Quand on appartient à une classe moyenne et que notre budget ne nous permet pas d’avoir une mutuelle ou une complémentaire santé,on commence a hésité même dans le choix d’aller consulter un spécialiste dentaire ou un opticien tout en ayant toujours cette question en tête : "Par laquelle dois-je commencer?
Ils sont environ 4,5 millions à être trop pauvres pour bénéficier d’une complémentaire santé et pas assez pour accéder à la CMU. En effet, le poids des frais sanitaires dans le budget des familles a haussé d’environ 50% en huit ans.
Un changement de philosophie par rapport aux principes fondamentaux lors de la création de la Sécurité sociale en 1945, et ce en mettant une part croissante des soins de ville à la charge de l'assuré ou de sa complémentaire santé.
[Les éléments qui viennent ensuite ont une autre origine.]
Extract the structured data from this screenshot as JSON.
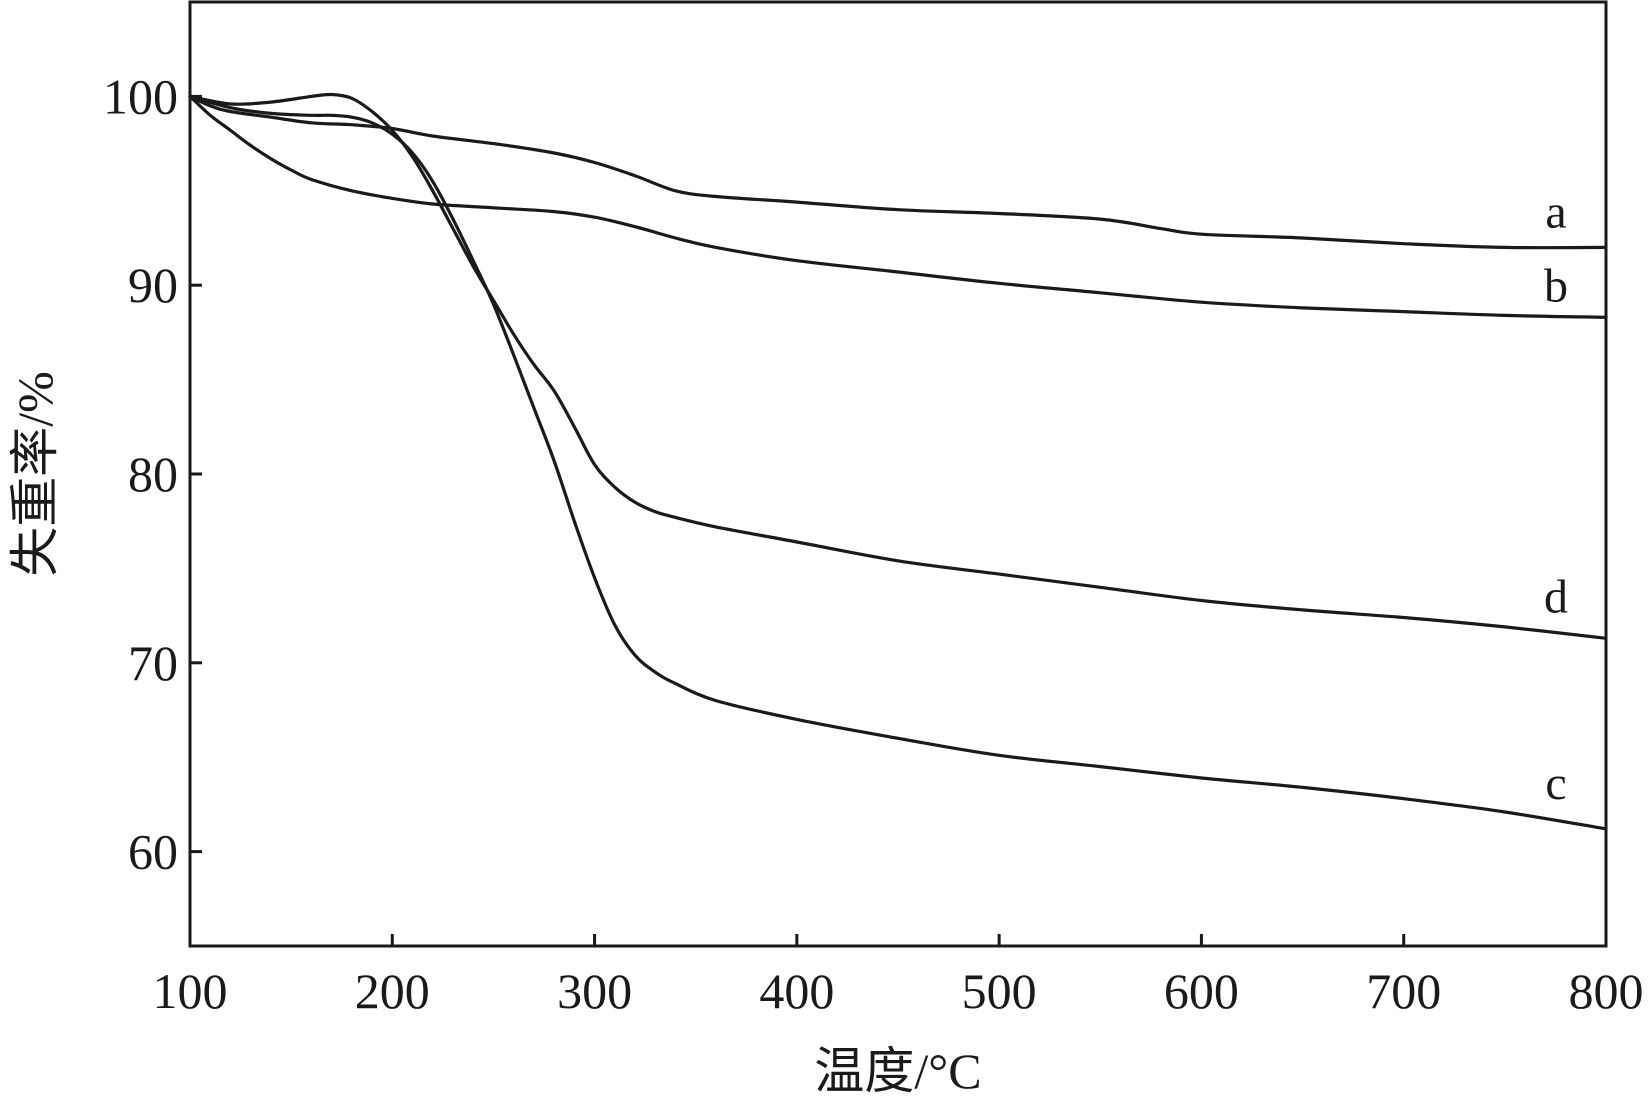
{
  "chart_data": {
    "type": "line",
    "title": "",
    "xlabel": "温度/°C",
    "ylabel": "失重率/%",
    "xlim": [
      100,
      800
    ],
    "ylim": [
      55,
      105
    ],
    "xticks": [
      100,
      200,
      300,
      400,
      500,
      600,
      700,
      800
    ],
    "yticks": [
      60,
      70,
      80,
      90,
      100
    ],
    "grid": false,
    "line_color": "#1a1a1a",
    "series": [
      {
        "name": "a",
        "x": [
          100,
          110,
          120,
          140,
          160,
          180,
          200,
          220,
          250,
          280,
          300,
          320,
          340,
          360,
          400,
          450,
          500,
          550,
          580,
          600,
          650,
          700,
          750,
          800
        ],
        "y": [
          100,
          99.5,
          99.2,
          98.9,
          98.6,
          98.5,
          98.3,
          97.9,
          97.5,
          97.0,
          96.5,
          95.8,
          95.0,
          94.7,
          94.4,
          94.0,
          93.8,
          93.5,
          93.0,
          92.7,
          92.5,
          92.2,
          92.0,
          92.0
        ]
      },
      {
        "name": "b",
        "x": [
          100,
          110,
          120,
          130,
          140,
          150,
          160,
          180,
          200,
          220,
          250,
          280,
          300,
          320,
          340,
          360,
          400,
          450,
          500,
          550,
          600,
          650,
          700,
          750,
          800
        ],
        "y": [
          100,
          99.0,
          98.2,
          97.4,
          96.7,
          96.1,
          95.6,
          95.0,
          94.6,
          94.3,
          94.1,
          93.9,
          93.6,
          93.1,
          92.5,
          92.0,
          91.3,
          90.7,
          90.1,
          89.6,
          89.1,
          88.8,
          88.6,
          88.4,
          88.3
        ]
      },
      {
        "name": "c",
        "x": [
          100,
          120,
          140,
          160,
          170,
          180,
          190,
          200,
          210,
          220,
          230,
          240,
          250,
          260,
          270,
          280,
          290,
          300,
          310,
          320,
          330,
          340,
          360,
          400,
          450,
          500,
          550,
          600,
          650,
          700,
          750,
          800
        ],
        "y": [
          100,
          99.4,
          99.1,
          99.0,
          99.0,
          98.9,
          98.6,
          98.0,
          97.0,
          95.5,
          93.5,
          91.3,
          89.0,
          86.3,
          83.5,
          80.7,
          77.5,
          74.5,
          72.0,
          70.4,
          69.5,
          68.9,
          68.0,
          67.0,
          66.0,
          65.1,
          64.5,
          63.9,
          63.4,
          62.8,
          62.1,
          61.2
        ]
      },
      {
        "name": "d",
        "x": [
          100,
          120,
          140,
          160,
          170,
          180,
          190,
          200,
          210,
          220,
          230,
          240,
          250,
          260,
          270,
          280,
          290,
          300,
          310,
          320,
          330,
          340,
          360,
          400,
          450,
          500,
          550,
          600,
          650,
          700,
          750,
          800
        ],
        "y": [
          100,
          99.6,
          99.7,
          100.0,
          100.1,
          99.9,
          99.2,
          98.2,
          96.8,
          95.0,
          93.0,
          91.0,
          89.2,
          87.4,
          85.8,
          84.4,
          82.5,
          80.5,
          79.3,
          78.5,
          78.0,
          77.7,
          77.2,
          76.4,
          75.4,
          74.7,
          74.0,
          73.3,
          72.8,
          72.4,
          71.9,
          71.3
        ]
      }
    ]
  }
}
On n’obéit qu’à la logique d’assurance pour sortir du cadre de la solidarité et on assiste à la privatisation partielle de l'assurance maladie.
Une multitude de patients se rabattent sur les urgences afin de ne pas avancer les frais ce qui engendre un afflux de personnes dans la précarité.
Grosso modo, et selon le président de la Mutualité Française, il serait temps de remettre en cause toute l'architecte du système, de restructurer le mode de rémunération des médecins et toute l'organisation des soins, car au bout de soixante ans, elle n'est plus adaptée ni adéquate.